The IKZF1 enhancer overlapping rs17133807 is conserved in mammalian species.
(A) Epigenetic profile showing mammalian sequence conservation across the rs58923657 haplotype block. Tracks show IKZF1 3’ UTR position; GM12878 chromatin states; DNase-seq signal from GM12878; and mammalian sequence conservation with higher conservation scores above the axis reflecting increasing sequence conservation (see Fig 1A for additional details of track annotation). The conserved region encompassing rs17133807 is highlighted yellow. (B) Epigenetic profile of the orthologous mouse locus. Tracks show DNase I HS sites in mouse CD19+ and CD43- B cells and the murine B lymphoblastoid cell line CH12; histone modification ChIP-seq data (H3K4Me1, H3K4Me3, H3K27ac) from mouse bone marrow and CH12; TF ChIP-seq data from CH12; mammalian sequence conservation; and the positions of mouse SNP rs263378223 (blue) and gRNA targets (red). The conserved region is highlighted yellow. All data are displayed in the UCSC genome browser (http://genome.ucsc.edu/).
Fig 4.
Homozygous deletion of the orthologous murine Ikzf1 enhancer results in significantly decreased Ikzf1 expression, increased cell proliferation, and altered B cell differentiation.

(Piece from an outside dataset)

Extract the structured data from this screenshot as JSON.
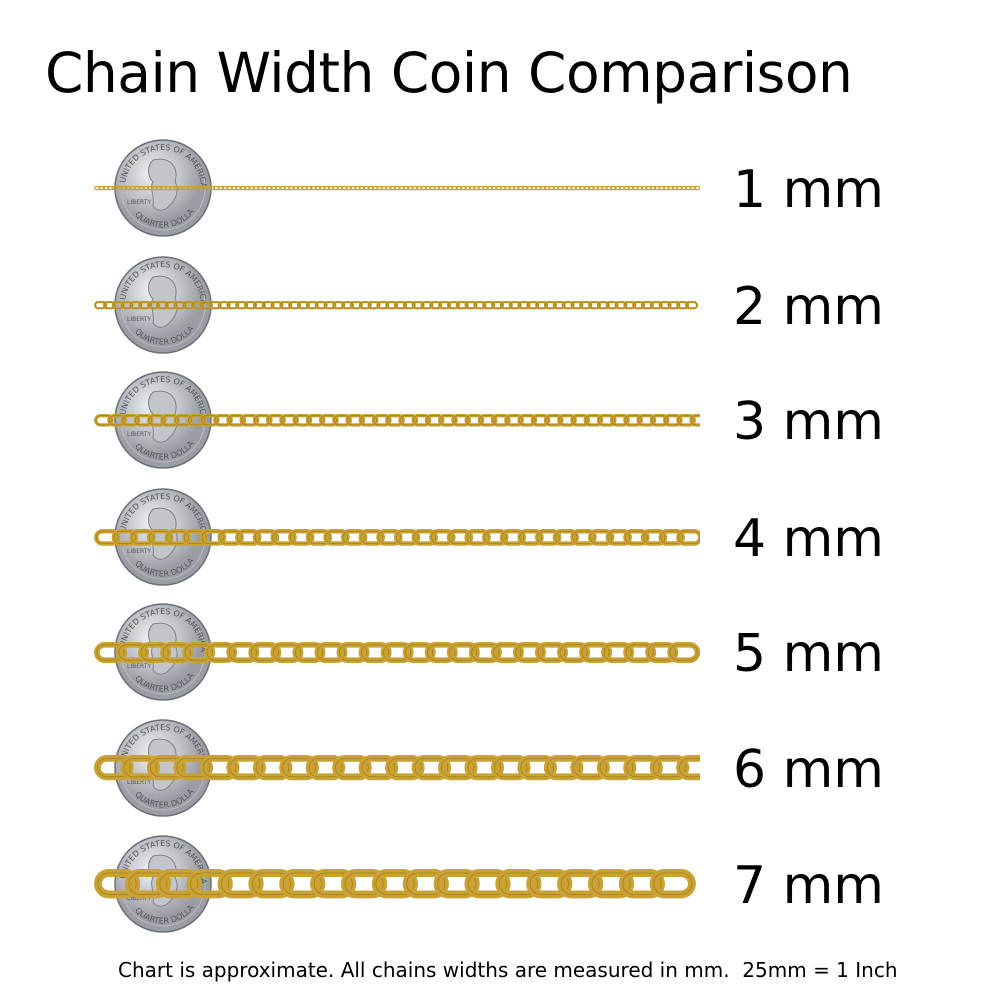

(A) Schematic of the orthologous enhancer region on mouse chr11 showing gRNA-directed Cas9 cut sites (blue scissors) and primer binding sites (black arrows). (B) PCR analysis of CRISPR/Cas9mediated deletions at the orthologous enhancer in WT and Dp16 BM HSCs. Samples with at least 1 band at the expected size and no unedited band (*) were sequenced. (C) Alignment of representative Sanger sequencing results from edited Dp16 and WT samples. The positions of gRNA target sequences (blue underlined), PAM sequences (blue bold), and gRNA-directed Cas9 cut sites (red arrows) are shown. (D) Representative chromatograms from samples in (C) are shown with the repaired DNA junctions marked (vertical line). (E) Relative Ikzf1 mRNA expression in c-Kit+Sca-1+CD34- HSCs with homozygous enhancer deletion (Δ) was analyzed by qRT-PCR. Bars show mean ± SEM normalized to non-targeting (NT) gRNA-expressing controls. Results were analyzed by Student’s two-tailed t-test. (F) Pre-B lymphoid colony forming assays were performed using transduced BM HSCs. ZsGreen+RFP+ colonies for NT and Δ samples were counted after incubating for 7 days in pre-B lymphoid-promoting methylcellulose. Bars show mean colony counts ± SEM. (G) B cell differentiation was analyzed in Δ and NT HSCs by Hardy fraction analysis. Bars show mean ± SEM percentages of cells in each Hardy fraction. (H) The percentage of B220+ lymphocytes in Δ and NT HSC co-cultures was measured by flow cytometry. Bars show mean ± SEM percentages of B220+ cells. Results from (E)–(H) are from independently transduced HSC harvests from n = 3 mice. Results in (E) and (H) were analyzed by Student’s t-test. Results in (F) and (G) were analyzed by two-way ANOVA with Tukey's multiple comparisons test. * P < 0.05; ** P < 0.01; *** P < 0.001; **** P < 0.0001.